Investors are bracing themselves for a possible disappointment as April's nonfarm payrolls report is projected to show a slowdown in employment growth to a more-than-a-year low of 180k. The unemployment rate is expected to tick up negligibly to 3.6%, while wage growth remains steady at 4.2% year-on-year. Despite the current robustness in nonfarm payrolls, historical patterns suggest that a recession beginning in July could lead to a sharp rise in job losses in the second half of 2023. However, some analysts believe the risks are skewed to the upside, particularly after the ADP report blew away expectations, estimating a 296k rise in private payrolls in April, nearly double the consensus estimate of 150k.

concerns are growing over potential headwinds to job growth. Specifically, the information sector has already experienced significant layoffs, and we anticipate that cooler hiring in professional and business services is on the horizon, as this industry is likely suffering from overhiring in the pandemic recovery.
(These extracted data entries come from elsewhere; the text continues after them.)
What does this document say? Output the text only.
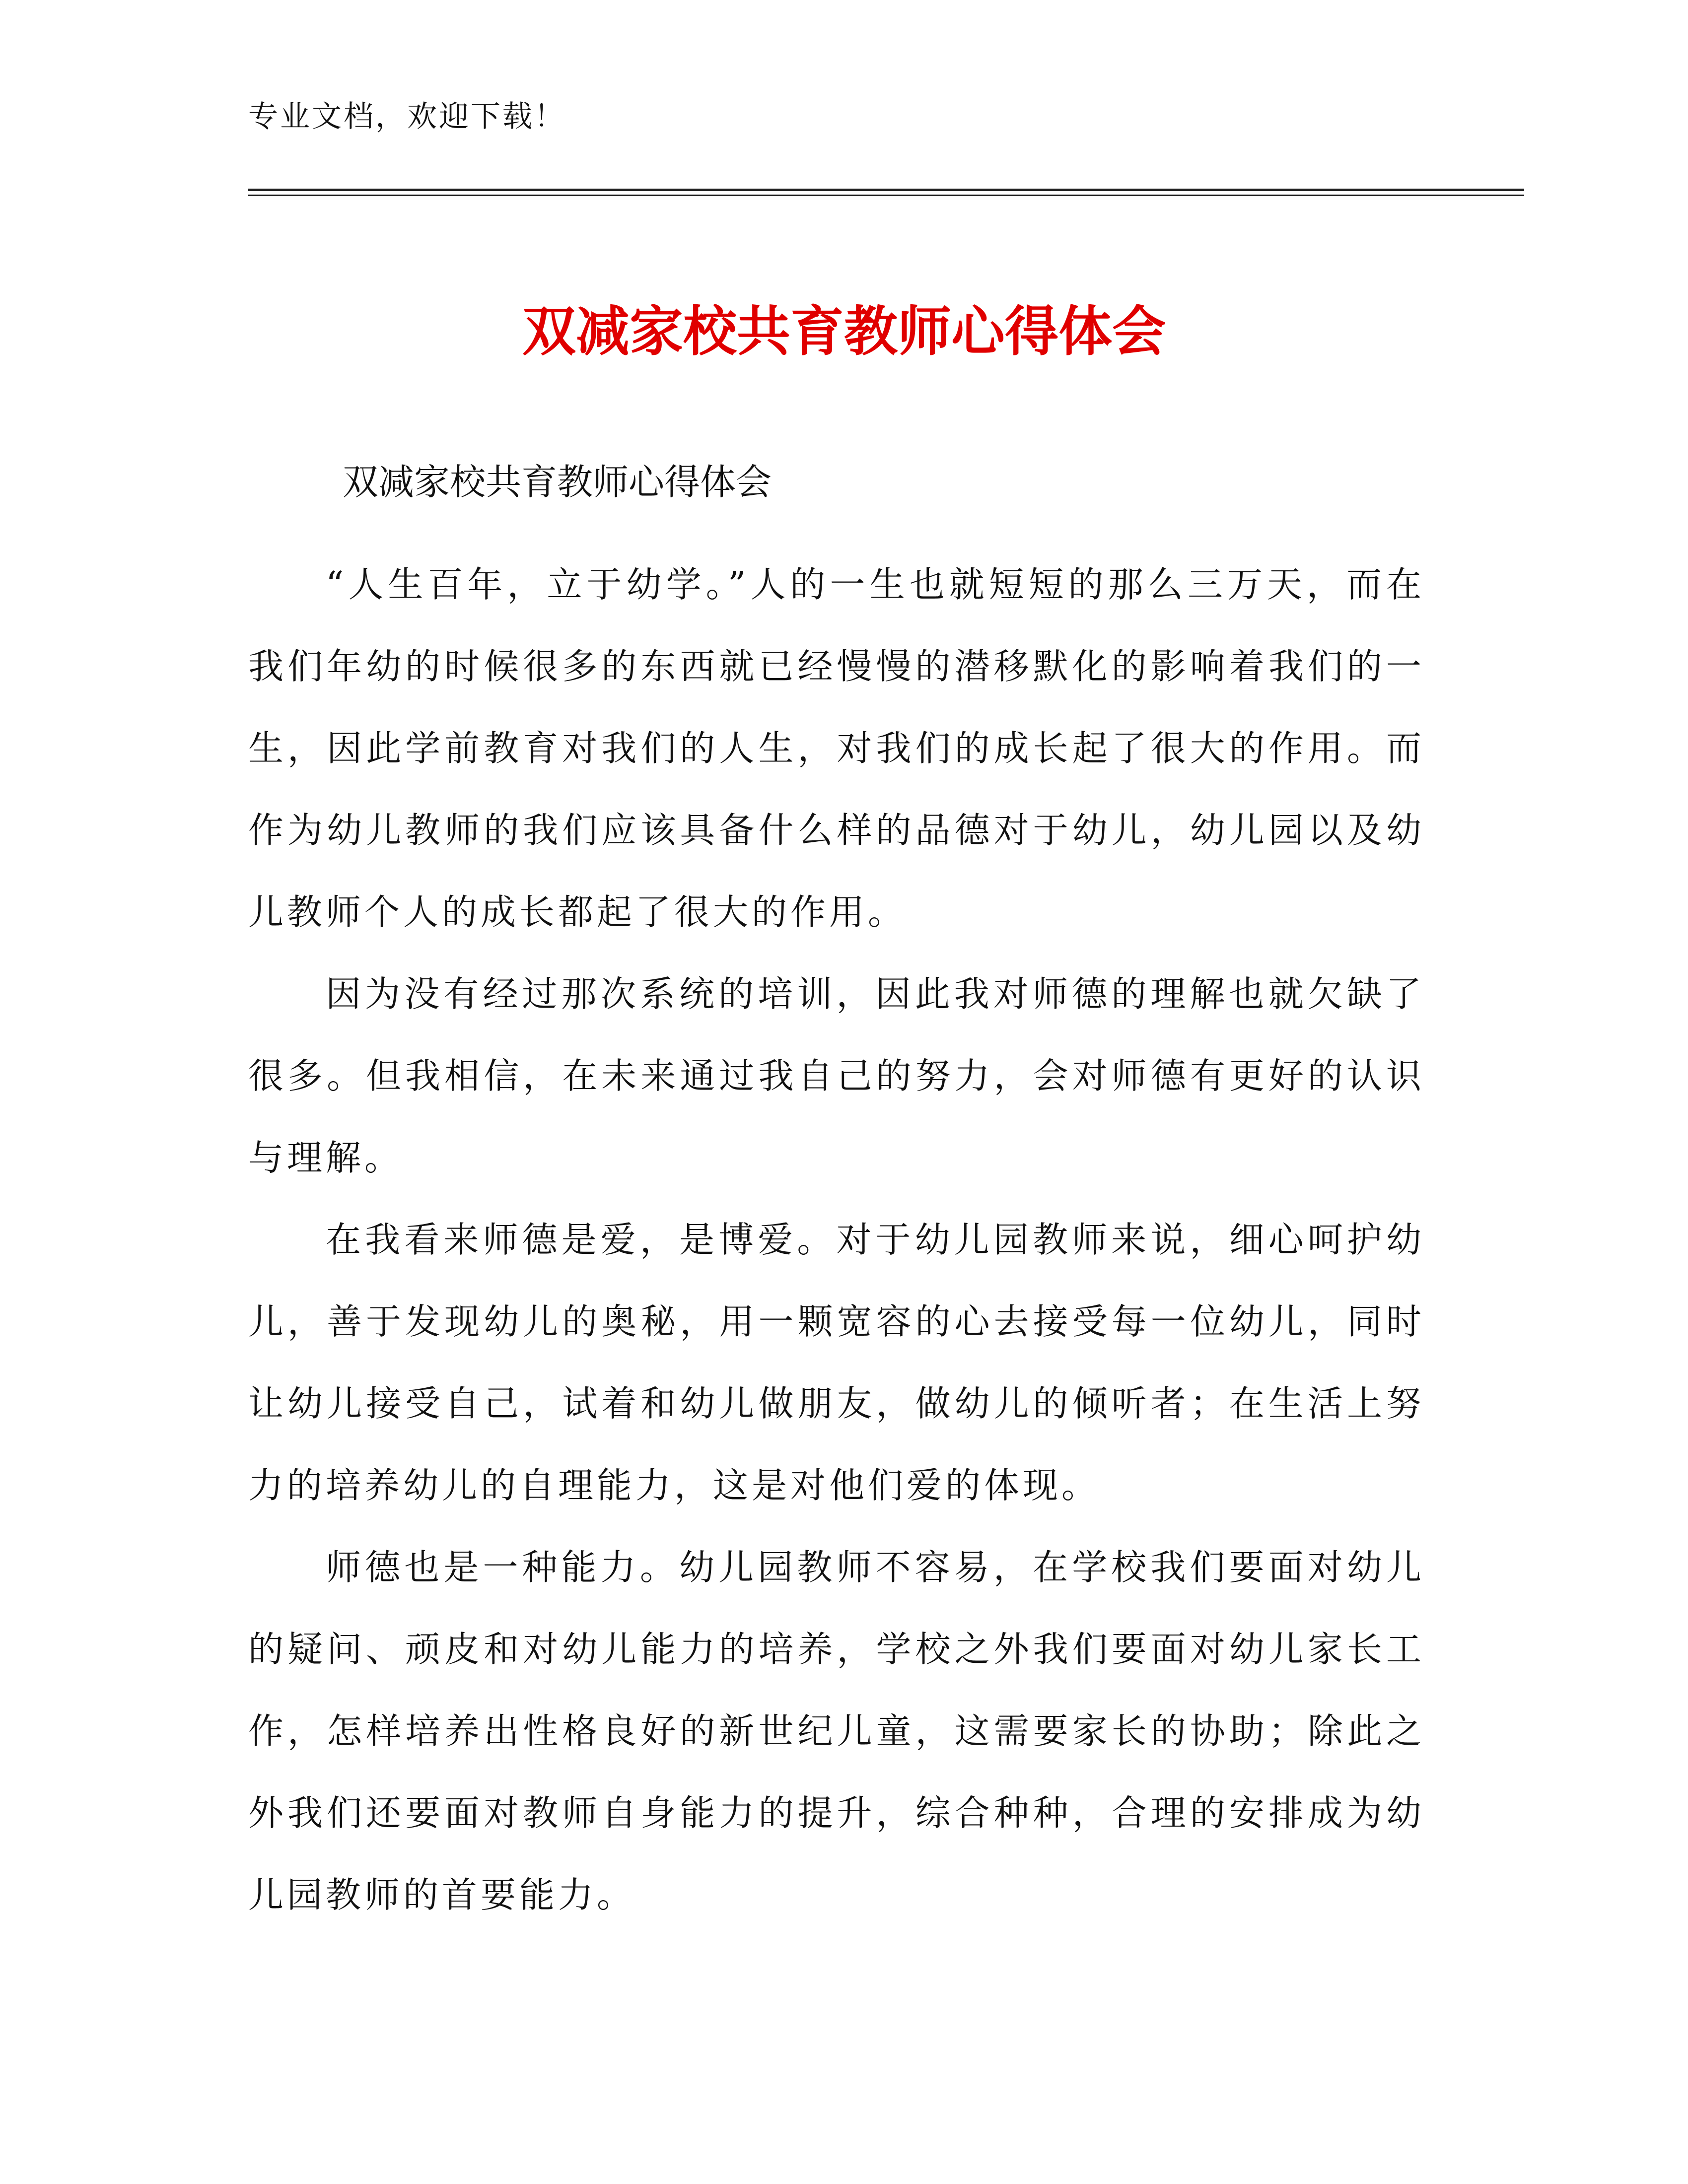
专业文档，欢迎下载！
双减家校共育教师心得体会
双减家校共育教师心得体会

“人生百年，立于幼学。”人的一生也就短短的那么三万天，而在我们年幼的时候很多的东西就已经慢慢的潜移默化的影响着我们的一生，因此学前教育对我们的人生，对我们的成长起了很大的作用。而作为幼儿教师的我们应该具备什么样的品德对于幼儿，幼儿园以及幼儿教师个人的成长都起了很大的作用。

因为没有经过那次系统的培训，因此我对师德的理解也就欠缺了很多。但我相信，在未来通过我自己的努力，会对师德有更好的认识与理解。

在我看来师德是爱，是博爱。对于幼儿园教师来说，细心呵护幼儿，善于发现幼儿的奥秘，用一颗宽容的心去接受每一位幼儿，同时让幼儿接受自己，试着和幼儿做朋友，做幼儿的倾听者；在生活上努力的培养幼儿的自理能力，这是对他们爱的体现。

师德也是一种能力。幼儿园教师不容易，在学校我们要面对幼儿的疑问、顽皮和对幼儿能力的培养，学校之外我们要面对幼儿家长工作，怎样培养出性格良好的新世纪儿童，这需要家长的协助；除此之外我们还要面对教师自身能力的提升，综合种种，合理的安排成为幼儿园教师的首要能力。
Additionally, the manufacturing sector is undergoing a recession that has been in motion for some time, leading to more layoffs in that area. However, despite these challenges, the education and health services industries face a shortage of workers, which should keep employers hiring and support the labor market in the short term. Data also suggests that the layoff rate will continue to trend upward, and the number of unemployed workers should begin to increase, as reflected in the uptrend in continued claims data.
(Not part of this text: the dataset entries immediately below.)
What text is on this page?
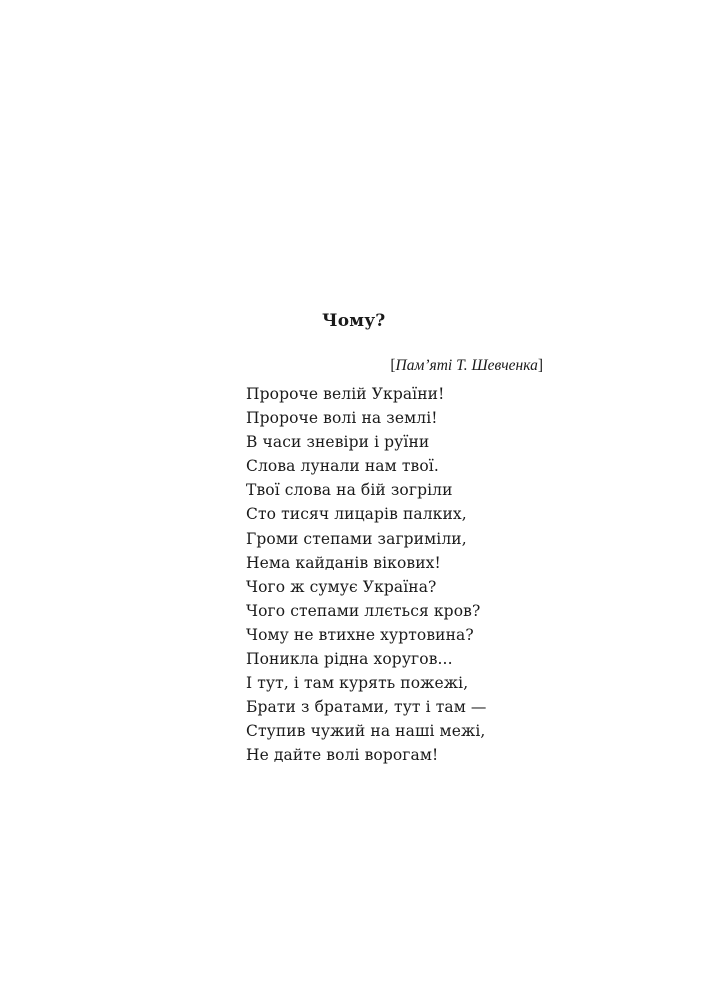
Чому?
[Пам’яті Т. Шевченка]
Пророче велій України!
Пророче волі на землі!
В часи зневіри і руїни
Слова лунали нам твої.
Твої слова на бій зогріли
Сто тисяч лицарів палких,
Громи степами загриміли,
Нема кайданів вікових!
Чого ж сумує Україна?
Чого степами ллється кров?
Чому не втихне хуртовина?
Поникла рідна хоругов...
І тут, і там курять пожежі,
Брати з братами, тут і там —
Ступив чужий на наші межі,
Не дайте волі ворогам!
Labor market data to impact USD as rate cut expectations persist

If forecasts hold true, the upcoming jobs data would still indicate a tight labor market. However, with futures markets pricing in persistent rate cuts, any significant dip in jobs growth could potentially send fresh negative shockwaves to the US dollar. This would be especially true if the participation rate also declines. Although Powell has tried to reassure investors that rate cuts are not currently on the table, his efforts appear to be in vain. Investors are still providing a small probability of 13.5% for a 25 basis point rate cut in June, while projecting an equivalent rate cut at some point in the fourth quarter.

Moreover, any monthly increase in hours worked could have a substantial impact on weekly compensation growth, pushing it above the level consistent with the Fed's 2% inflation target.